Толкая кресло к машине, Кристина думала о том, что никогда у нее не было такого удивительного вечера и таких удивительных открытий по поводу человеческих отношений. Никогда.

* * *

– Старик, Старик, что же ты задумал? – проговорил Тимофей, просматривая на портативном компьютере снимки, сделанные цифровой камерой. На них Богдан Сергеевич то с Олегом, то с Ирой, то пожимает кому-то руку, то говорит по мобильному телефону. Вообще Старик постоянно вел с кем-то активные переговоры. Определение «с кем-то» не очень устраивало Тимофея, и он вскоре выяснил, что это в основном был некто Генри Остерман, имевший адвокатскую практику в Англии. Он не являлся сотрудником крупных адвокатских контор. Господин Остерман сам имел офис в Лондонском Сити и специализировался на имущественных вопросах. Несколько часов Тимофею понадобилось, чтобы получить некоторое представление о том, чем именно живет лондонский офис Генри Остермана во время его пребывания в Беларуси. В офисе, как оказалось, шла напряженная и даже кипучая жизнь.
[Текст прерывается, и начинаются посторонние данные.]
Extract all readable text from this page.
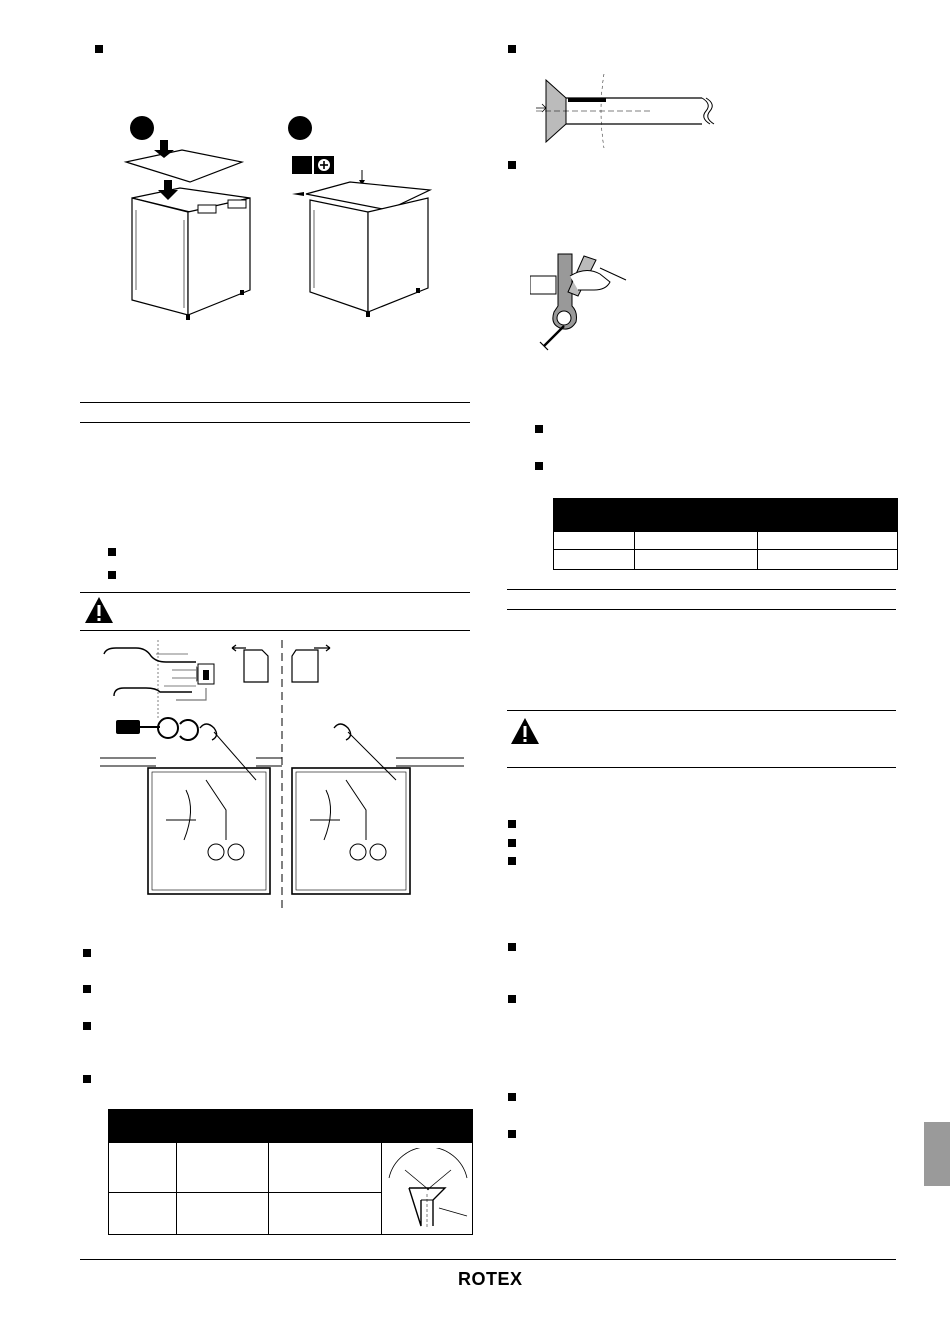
ROTEX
И всего лишь раз, один-единственный раз Тимофей нашел в электронных документах адвоката упоминание о компании «ИТФ Компьютере Лимитед». Компания заключила договор с адвокатской конторой «Остерман» на предмет «анализа финансово-инвестиционной политики компании». И это было странно, потому что «ИТФ Компьютере Лимитед» имела собственную адвокатскую службу, которая могла день и ночь анализировать что угодно. Но если уж такой договор заключен, то почему Генри Остерман (в далеком прошлом гражданин СССР Геннадий Маркович Остерман) вместо скрупулезного анализа, который надо производить в Лондоне, мирно попивает кофе со Стариком в кафе «Безе» на проспекте Франциска Скорины в городе Минске? Что за причудливые встречи?
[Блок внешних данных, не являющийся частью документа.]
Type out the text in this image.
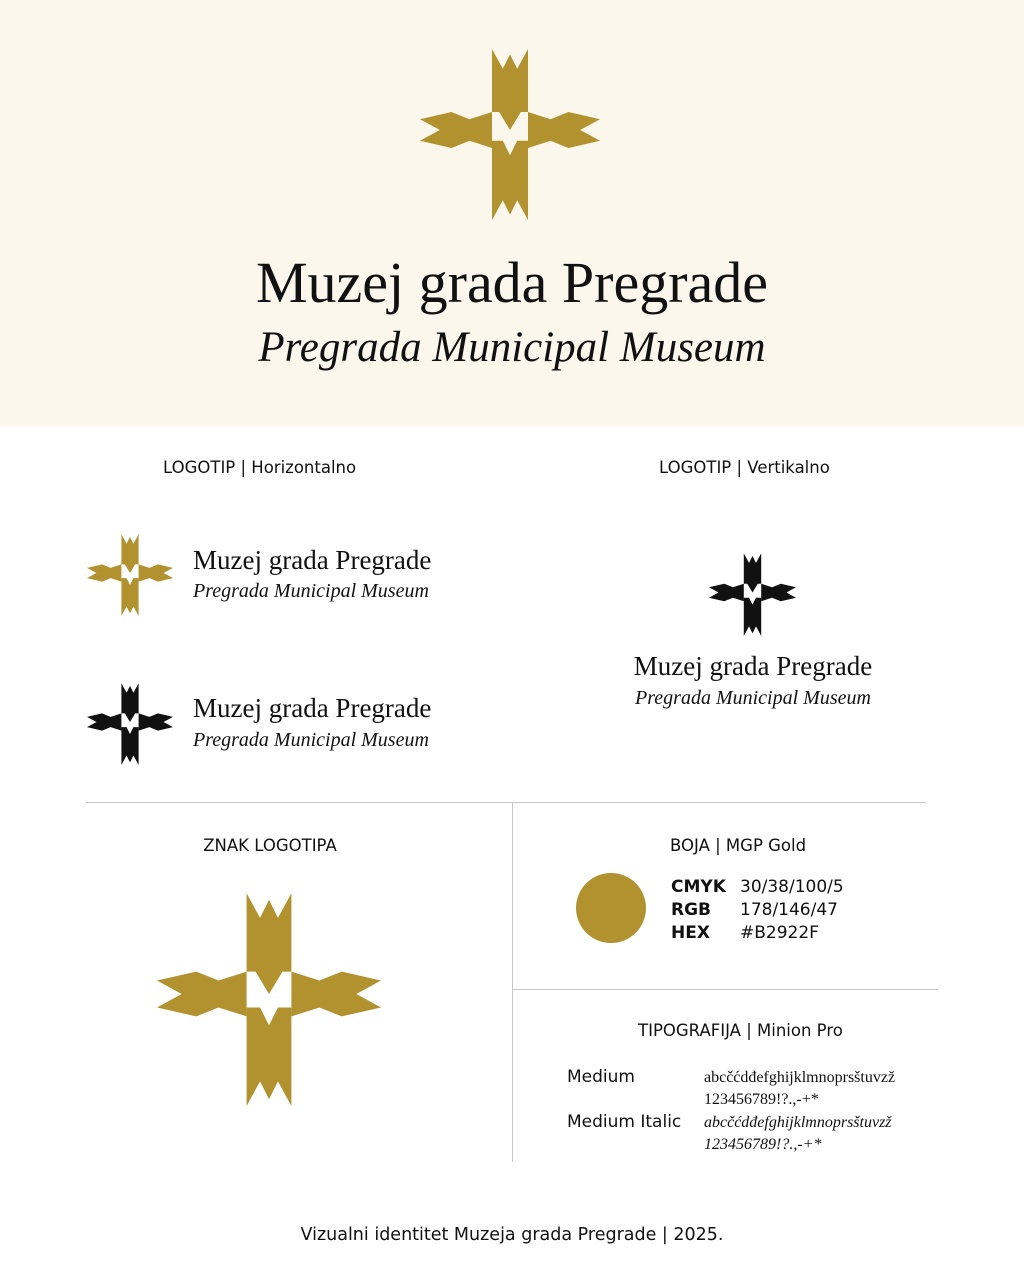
Muzej grada Pregrade
Pregrada Municipal Museum
LOGOTIP | Horizontalno
Muzej grada Pregrade
Pregrada Municipal Museum
Muzej grada Pregrade
Pregrada Municipal Museum
LOGOTIP | Vertikalno
Muzej grada Pregrade
Pregrada Municipal Museum
ZNAK LOGOTIPA	BOJA | MGP Gold
CMYK 30/38/100/5
RGB	178/146/47
HEX	#B2922F
TIPOGRAFIJA | Minion Pro
Medium	abcčćdđefghijklmnoprsštuvzž
123456789!?.,-+*
Medium Italic abcčćdđefghijklmnoprsštuvzž
123456789!?.,-+*
Vizualni identitet Muzeja grada Pregrade | 2025.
Но стоило предположить, что компании «ИТФ Компьютере Лимитед» до зарезу нужен был неофициальный представитель за пределами границы Великобритании, как эти встречи теряли свою причудливость и приобретали вполне объяснимое значение.

Итак, надо полагать, Генри Остерман негласно представляет интересы «ИТФ Компьютере Лимитед» в деле, задуманном Стариком. Но Старик не мог задумать ничего хорошего для компании «ИТФ Компьютере Лимитед», если уж положил глаз на ее денежки! Иначе говоря, компания могла знать о планах Старика, если подослала к нему своего представителя-соотечественника. Если следовать логике, она сама должна в них участвовать. То есть сама себя ограбить, что ли?

Какая-то жуткая головоломка! Совершенный бред с полутора миллиардами годового оборота.

«Он просил тебя не совать свой нос дальше, чем это надо», – вспомнились слова Иры.

Тимофей с радостью сунул бы нос, но вот только куда? Куда?

С того самого времени, как он позвонил Старику и сказал, что «летит» на борту самолета, прошло два дня. За это время Димка успел отрапортовать о своем благополучном прибытии в Туманный Альбион. Голос Димы был подозрительно жизнерадостен, из чего можно было заключить, что он успел перед этим посетить парочку знаменитых английских пабов. Тимофей убедительно попросил его не злоупотреблять. Дима пообещал. Тогда Тимофей сказал, что можно звонить по условленному номеру и договариваться о встрече. Дима ответил: «Есть, шеф!»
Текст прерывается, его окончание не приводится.